# DLAN Empfehlung



## Sporax (2. November 2018)

Hallo,
ich bin heute von einer 16k Leitung auf eine 100k Leitung umgestiegen.
Die Fritzbox sagt mir, dass ich ↓ 108,0 Mbit/s Download und  ↑ 44,5 Mbit/s Upload habe.
Auf Speedtest.net habe ich die Werte aus dem Anhang erhalten.
Dann hab ich mich gefragt, ob es evtl. an meinem DLAN Adapter (von TP-LINK) liegen könnte und habe meinen Laptop direkt am Router angeschlossen.
Siehe da, ich habe 98Mbps im Download. Daraus kann man schließen, dass mein DLAN Adapter drosselt, obwohl dieser laut Hersteller 200Mbps unterstützen soll.
Nun frage ich mich, was für einen DLAN-Stecker ich brauche, wenn 200Mbps nicht ausreichen. 
Die hier von AVM FRITZ!Powerline mit 500Mbits?
Oder ist das Overkill? Nutze diese Kabel momentan, falls das was ausmachen sollte.
Kann es auch sein, dass es nicht am DLAN Adapter, sondern an den Stromleitungen liegt?^^ 
Habe 0 Ahnung in diesem Gebiet^^..


----------



## Traylite (2. November 2018)

Ich bin kein Spezialist, aber wenn es Differenzen in der Übertragungsrate gibt, dann liegt das in den meisten fällen an der verlegten Stromleitungen.


----------



## Sporax (2. November 2018)

Also kann ich mir die 60€ sparen und muss mit der halben Geschwindigkeit leben?


----------



## Traylite (2. November 2018)

Das ist halt schwer zu sagen. Du könntest mal eine andere Steckdose in Reichweite versuchen, ob sich dort das Signal Signifikant ändert.
Daraus könnte man rückschließen, ob es wirklich an den Leitungen liegt.
Am aller besten wäre es natürlich, wenn du das vorher Testen könntest, was aber im normal fall blöderweise nicht geht.

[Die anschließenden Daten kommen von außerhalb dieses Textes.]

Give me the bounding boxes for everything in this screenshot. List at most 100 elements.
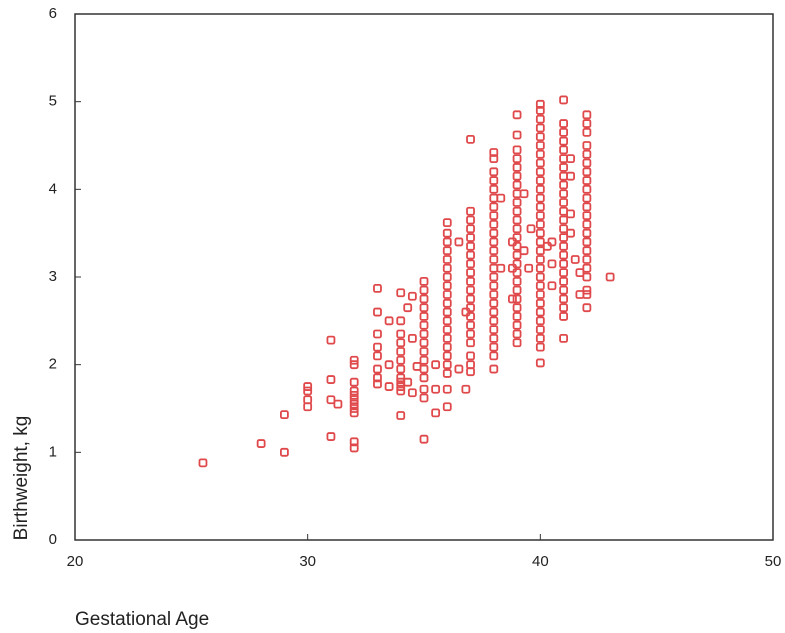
data-point [559,233,568,242]
data-point [582,110,592,120]
y-tick-label: 0 [49,531,57,548]
x-tick-label: 30 [299,553,316,570]
data-point [466,233,475,242]
y-tick-label: 6 [49,5,57,22]
data-point [419,303,429,313]
x-tick-label: 50 [765,553,782,570]
data-point [582,167,592,177]
data-point [396,347,406,356]
data-point [384,382,394,391]
data-point [535,281,545,291]
data-point [582,202,592,212]
data-point [489,364,499,374]
data-point [605,272,615,282]
data-point [396,382,406,391]
data-point [489,184,499,194]
y-axis-title: Birthweight, kg [11,416,32,541]
data-point [489,333,499,343]
data-point [489,255,499,264]
data-point [512,329,522,339]
data-point [384,360,394,370]
data-point [535,246,545,256]
data-point [349,443,359,453]
data-point [489,193,499,203]
data-point [419,373,429,383]
data-point [559,276,568,286]
data-point [559,127,568,137]
data-point [326,375,336,384]
data-point [349,404,359,413]
data-point [396,288,406,298]
data-point [489,154,499,164]
data-point [466,329,475,339]
data-point [454,364,464,374]
data-point [419,312,429,321]
x-axis-title: Gestational Age [75,609,209,630]
data-point [442,218,452,228]
data-point [582,237,592,247]
data-point [466,294,475,304]
data-point [442,360,452,370]
data-point [466,276,475,286]
data-point [512,198,522,207]
data-point [442,384,452,394]
data-point [535,325,545,335]
data-point [535,167,545,177]
data-point [535,141,545,150]
data-point [326,395,336,405]
y-tick-label: 5 [49,93,57,110]
data-point [496,193,506,203]
data-point [396,373,406,383]
data-point [442,237,452,247]
data-point [570,255,580,264]
data-point [396,355,406,365]
data-point [466,312,475,321]
data-point [396,316,406,326]
data-point [512,206,522,216]
data-point [303,382,313,391]
data-point [512,110,522,120]
data-point [559,154,568,164]
data-point [559,259,568,269]
data-point [349,399,359,409]
data-point [333,399,343,409]
data-point [512,276,522,286]
data-point [508,294,517,304]
data-point [559,241,568,251]
data-point [403,377,413,387]
data-point [535,263,545,273]
data-point [535,298,545,308]
data-point [559,119,568,128]
data-point [419,384,429,394]
data-point [535,158,545,168]
data-point [582,219,592,229]
y-tick-label: 4 [49,180,57,197]
data-point [489,167,499,177]
data-point [535,316,545,326]
data-point [559,206,568,216]
data-point [512,130,522,140]
data-point [466,360,475,370]
data-point [582,184,592,194]
data-point [496,263,506,273]
data-point [535,202,545,212]
data-point [535,211,545,221]
data-point [466,241,475,251]
data-point [442,272,452,282]
data-point [535,342,545,352]
x-tick-label: 40 [532,553,549,570]
data-point [466,215,475,225]
data-point [396,386,406,396]
data-point [535,149,545,159]
data-point [547,259,557,269]
data-point [535,123,545,133]
data-point [582,149,592,159]
data-point [419,320,429,330]
data-point [442,307,452,317]
data-point [489,263,499,273]
data-point [419,294,429,304]
data-point [512,145,522,155]
data-point [559,163,568,172]
data-point [466,303,475,313]
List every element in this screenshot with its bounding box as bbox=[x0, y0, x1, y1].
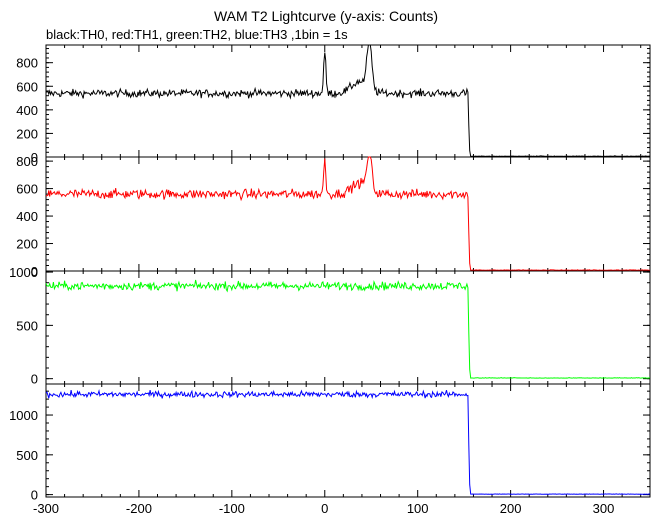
y-tick-label: 500 bbox=[16, 448, 38, 463]
y-tick-label: 600 bbox=[16, 79, 38, 94]
y-tick-label: 800 bbox=[16, 154, 38, 169]
panel-frame-th3 bbox=[45, 383, 651, 498]
panel-frame-th0 bbox=[45, 44, 651, 158]
x-tick-label: 300 bbox=[593, 501, 615, 515]
y-tick-label: 400 bbox=[16, 103, 38, 118]
y-tick-label: 0 bbox=[31, 488, 38, 503]
y-tick-label: 400 bbox=[16, 209, 38, 224]
y-tick-label: 200 bbox=[16, 237, 38, 252]
y-tick-label: 800 bbox=[16, 56, 38, 71]
panel-frame-th1 bbox=[45, 156, 651, 272]
y-tick-label: 1000 bbox=[9, 265, 38, 280]
y-tick-label: 200 bbox=[16, 126, 38, 141]
series-line-th3 bbox=[45, 389, 651, 495]
x-tick-label: 100 bbox=[407, 501, 429, 515]
x-tick-label: -200 bbox=[126, 501, 152, 515]
y-tick-label: 1000 bbox=[9, 408, 38, 423]
y-tick-label: 0 bbox=[31, 264, 38, 279]
x-tick-label: -100 bbox=[219, 501, 245, 515]
series-line-th2 bbox=[45, 279, 650, 379]
chart-title: WAM T2 Lightcurve (y-axis: Counts) bbox=[213, 8, 439, 24]
x-tick-label: 200 bbox=[500, 501, 522, 515]
y-tick-label: 0 bbox=[31, 150, 38, 165]
y-tick-label: 0 bbox=[31, 372, 38, 387]
x-tick-label: -300 bbox=[33, 501, 59, 515]
y-tick-label: 500 bbox=[16, 318, 38, 333]
series-line-th0 bbox=[45, 44, 651, 157]
chart-subtitle: black:TH0, red:TH1, green:TH2, blue:TH3 … bbox=[46, 27, 348, 42]
x-tick-label: 0 bbox=[321, 501, 328, 515]
y-tick-label: 600 bbox=[16, 182, 38, 197]
series-line-th1 bbox=[46, 156, 650, 271]
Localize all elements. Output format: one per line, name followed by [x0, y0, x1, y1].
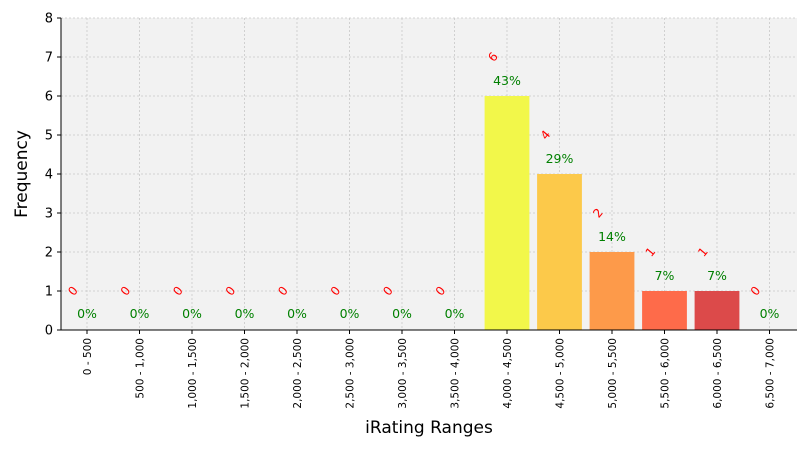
percent-label: 14% — [598, 229, 626, 244]
percent-label: 0% — [77, 306, 97, 321]
x-tick-label: 500 - 1,000 — [135, 338, 147, 399]
percent-label: 0% — [340, 306, 360, 321]
y-tick-label: 7 — [45, 51, 53, 66]
percent-label: 0% — [182, 306, 202, 321]
x-axis-label: iRating Ranges — [365, 418, 493, 438]
x-tick-label: 3,500 - 4,000 — [450, 338, 462, 409]
bar — [642, 291, 687, 330]
percent-label: 7% — [655, 268, 675, 283]
y-tick-label: 3 — [45, 207, 53, 222]
x-tick-label: 1,000 - 1,500 — [187, 338, 199, 409]
percent-label: 0% — [445, 306, 465, 321]
x-ticks: 0 - 500 500 - 1,000 1,000 - 1,500 1,500 - 2… — [82, 330, 777, 409]
y-ticks: 0 1 2 3 4 5 6 7 8 — [45, 12, 61, 339]
grid-lines — [61, 17, 797, 330]
percent-label: 43% — [493, 73, 521, 88]
x-tick-label: 2,000 - 2,500 — [292, 338, 304, 409]
x-tick-label: 0 - 500 — [82, 338, 94, 375]
percent-label: 0% — [287, 306, 307, 321]
percent-label: 0% — [392, 306, 412, 321]
y-tick-label: 6 — [45, 90, 53, 105]
x-tick-label: 4,500 - 5,000 — [555, 338, 567, 409]
percent-label: 7% — [707, 268, 727, 283]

Vielleicht meldet sich noch jemand mit Praktischer Erfahrung!


----------



## Plasmadampfer (2. November 2018)

Wieviel MBit hat deine alte und deine neue Leitung ? Die alte hat 16Mbit Downstream, nicht KBit.


Lies bitte in deinem neuen Vertrag, wieviel MBit die neue Leitung im Up- und Downstream packt.

Das schreibst DU hier hin. Futuristische Werte, die sich mit dem ookla Speedtest in keiner Situation anfreunden, können wir nicht gebrauchen.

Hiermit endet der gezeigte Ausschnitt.